Introduction au compte-rendu du livre
« Éloge du risque » d’Anne Dufourmantelle

« Comment ne pas s’interroger sur ce que devient une culture qui ne peut plus penser le risque sans en faire un acte héroïque, une pure folie, une conduite déviante ? Et si le risque traçait un territoire avant même de réaliser un acte, s’il supposait une certaine manière d’être au monde, construisait une ligne d’horizon… Risquer sa vie c’est d’abord, peut-être, ne pas mourir. Mourir de notre vivant, sous toutes les formes du renoncement, de la dépression blanche, du sacrifice. Risquer sa vie, dans les moments décisifs de notre existence, est un acte qui nous devance à partir d’un savoir encore inconnu de nous, c’est une prophétie intime ; le moment d’une conversion.
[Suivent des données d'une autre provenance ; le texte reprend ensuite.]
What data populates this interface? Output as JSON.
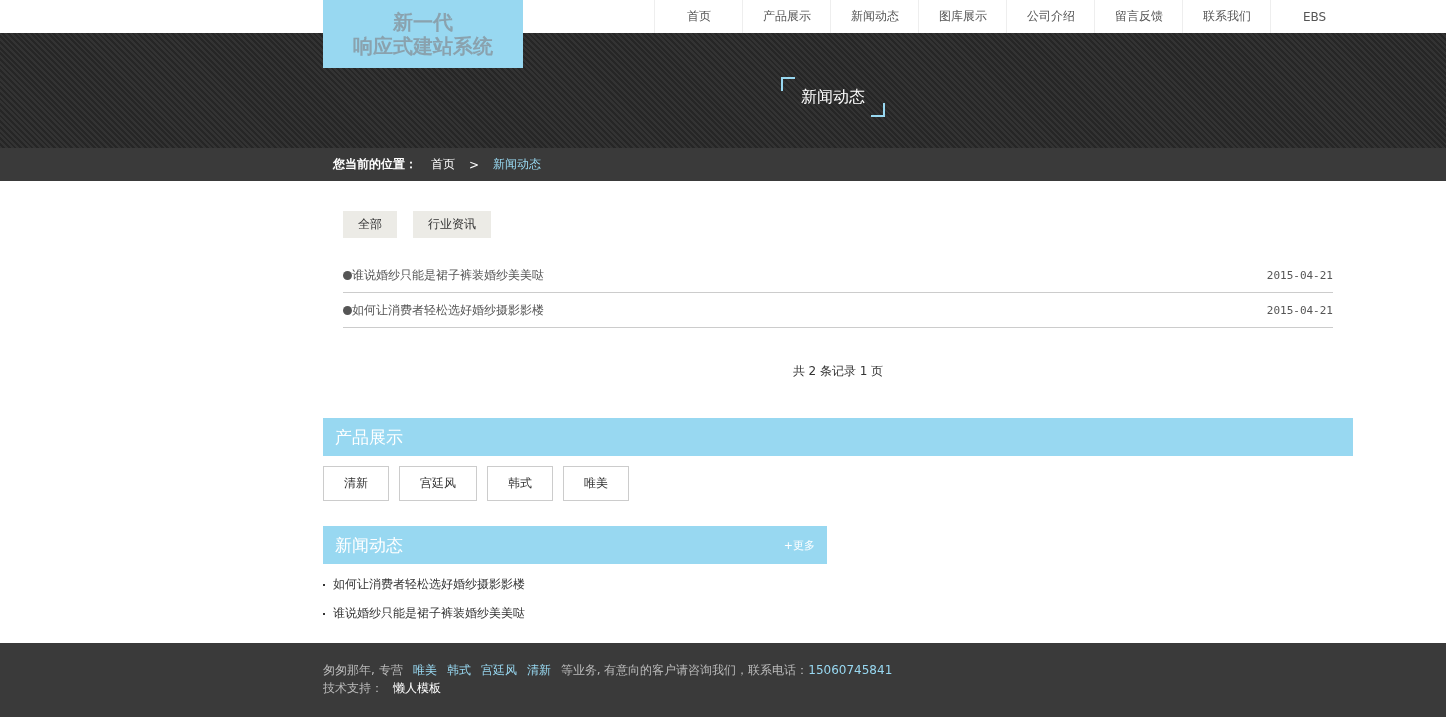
{
  "logo": {
    "line_1": "新一代",
    "line_2": "响应式建站系统"
  },
  "nav": [
    {
      "label": "首页",
      "selected": false
    },
    {
      "label": "产品展示",
      "selected": false
    },
    {
      "label": "新闻动态",
      "selected": false
    },
    {
      "label": "图库展示",
      "selected": false
    },
    {
      "label": "公司介绍",
      "selected": false
    },
    {
      "label": "留言反馈",
      "selected": false
    },
    {
      "label": "联系我们",
      "selected": false
    },
    {
      "label": "EBS",
      "selected": false
    }
  ],
  "banner": {
    "title": "新闻动态"
  },
  "breadcrumb": {
    "label": "您当前的位置：",
    "items": [
      "首页",
      "新闻动态"
    ],
    "separator": ">"
  },
  "filters": [
    {
      "label": "全部",
      "selected": false
    },
    {
      "label": "行业资讯",
      "selected": false
    }
  ],
  "news_list": [
    {
      "title": "谁说婚纱只能是裙子裤装婚纱美美哒",
      "date": "2015-04-21"
    },
    {
      "title": "如何让消费者轻松选好婚纱摄影影楼",
      "date": "2015-04-21"
    }
  ],
  "pagination": "共 2 条记录 1 页",
  "products": {
    "title": "产品展示",
    "tags": [
      "清新",
      "宫廷风",
      "韩式",
      "唯美"
    ]
  },
  "news": {
    "title": "新闻动态",
    "more": "+更多",
    "items": [
      "如何让消费者轻松选好婚纱摄影影楼",
      "谁说婚纱只能是裙子裤装婚纱美美哒"
    ]
  },
  "footer": {
    "text_before": "匆匆那年, 专营",
    "links": [
      "唯美",
      "韩式",
      "宫廷风",
      "清新"
    ],
    "text_after": "等业务, 有意向的客户请咨询我们，联系电话：",
    "phone": "15060745841",
    "support_label": "技术支持：",
    "support_link": "懒人模板"
  }
}
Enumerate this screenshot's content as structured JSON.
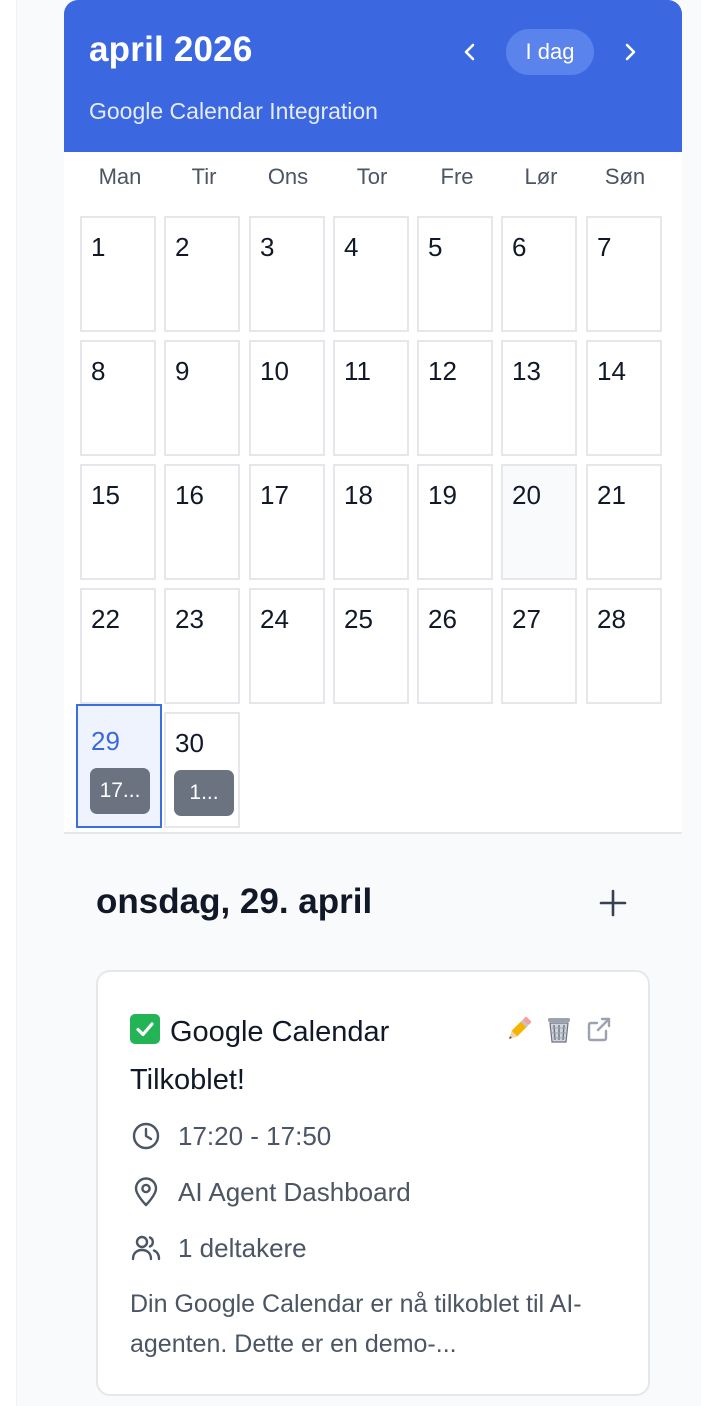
{
  "header": {
    "month_title": "april 2026",
    "subtitle": "Google Calendar Integration",
    "today_label": "I dag",
    "prev_icon": "chevron-left-icon",
    "next_icon": "chevron-right-icon"
  },
  "weekdays": [
    "Man",
    "Tir",
    "Ons",
    "Tor",
    "Fre",
    "Lør",
    "Søn"
  ],
  "days": [
    "1",
    "2",
    "3",
    "4",
    "5",
    "6",
    "7",
    "8",
    "9",
    "10",
    "11",
    "12",
    "13",
    "14",
    "15",
    "16",
    "17",
    "18",
    "19",
    "20",
    "21",
    "22",
    "23",
    "24",
    "25",
    "26",
    "27",
    "28",
    "29",
    "30"
  ],
  "highlighted_day": "20",
  "selected_day": "29",
  "day_events": {
    "29": "17...",
    "30": "1..."
  },
  "colors": {
    "header_blue": "#3b67e1",
    "today_button": "#5b83ec",
    "event_chip": "#6b7280",
    "selected_border": "#3b6fe0"
  },
  "details": {
    "title": "onsdag, 29. april",
    "add_icon": "plus-icon",
    "event": {
      "title": "Google Calendar Tilkoblet!",
      "status_icon": "check-mark-icon",
      "actions": [
        "pencil-icon",
        "trash-icon",
        "external-link-icon"
      ],
      "time": "17:20 - 17:50",
      "location": "AI Agent Dashboard",
      "attendees": "1 deltakere",
      "description": "Din Google Calendar er nå tilkoblet til AI-agenten. Dette er en demo-..."
    }
  }
}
Est-ce ce geste du prisonnier, dans le Mythe de la Caverne, se tournant vers la vraie lumière, ou lorsque Kant parle de la loi morale, ce point d’appui en nous, d’universalité, sur lequel nous pourrions nous fonder pour penser et être libre ? » (Page 12)

Compte-rendu du livre « Éloge du risque » d’Anne Dufourmantelle, Paris, Éditions Manuels Payot, 2011, 309 pages.
Paris, le 27 octobre 2011

 

« Éloge du risque » d’Anne Dufourmantelle

Dans son nouveau livre, « Eloge du risque », Anne Dufourmantelle, docteur en philosophie et psychanalyste, nous présente une palette irisée de toutes les facettes que revêt le risque, déclinées sur une cinquantaine de chapitres, allant de deux et n’excédant pas les quatorze pages.
Dans le premier tiers du livre, l’ensemble des risques dont il est question : le risque de ne pas mourir, celui de la dépendance, de désobéir, d’être en suspens, de la passion, de quitter la famille… est, en premier lieu, abordé d’un point de vue culturel et social, mais au décours de la lecture de chacun d’eux, on s’aperçoit qu’il s’agit de tout autre chose. En effet, au-delà de ce premier abord, c’est de la cure analytique dont il est question. La cure analytique au cours de laquelle, sans doute, chaque analysant rencontre chacune des composantes exposées, du risque ; donnant ainsi la sensation d’une sorte d’universalité dans la cure.
L’articulation des deux derniers tiers du livre est moins nette. Oscillant entre psychanalyse et philosophie, il y est question de perception, du corps, de l’angoisse, du rêve, du rire, de la lecture, de l’écriture et de littérature.
Un fil conducteur tout au long de ces cinquante chapitres ?… Pas vraiment, si ce n’est le thème du risque… Une révolution ?… peut-être ? Dans la mesure où au début du livre, il est question du mythe d’Orphée, mythe que l’on retrouve au tout dernier chapitre… Et la boucle est bouclée. Un survol de tout ce que le terme « risque » peut englober depuis la naissance jusqu’à la mort. Avec ce risque essentiel à cet entre-deux : le risque de ne pas mourir, qui peut s’opérer en prenant le risque de rencontrer un analyste.
Tout au long de son livre ponctué d’exemples que lui donne la clinique, Anne Dufourmantelle, par ses extraits de séance, vient aussi interroger la pratique de l’analyste.
Ecrit dans un style agréable à lire, accessible et souvent poétique. Un très joli livre à lire et à relire.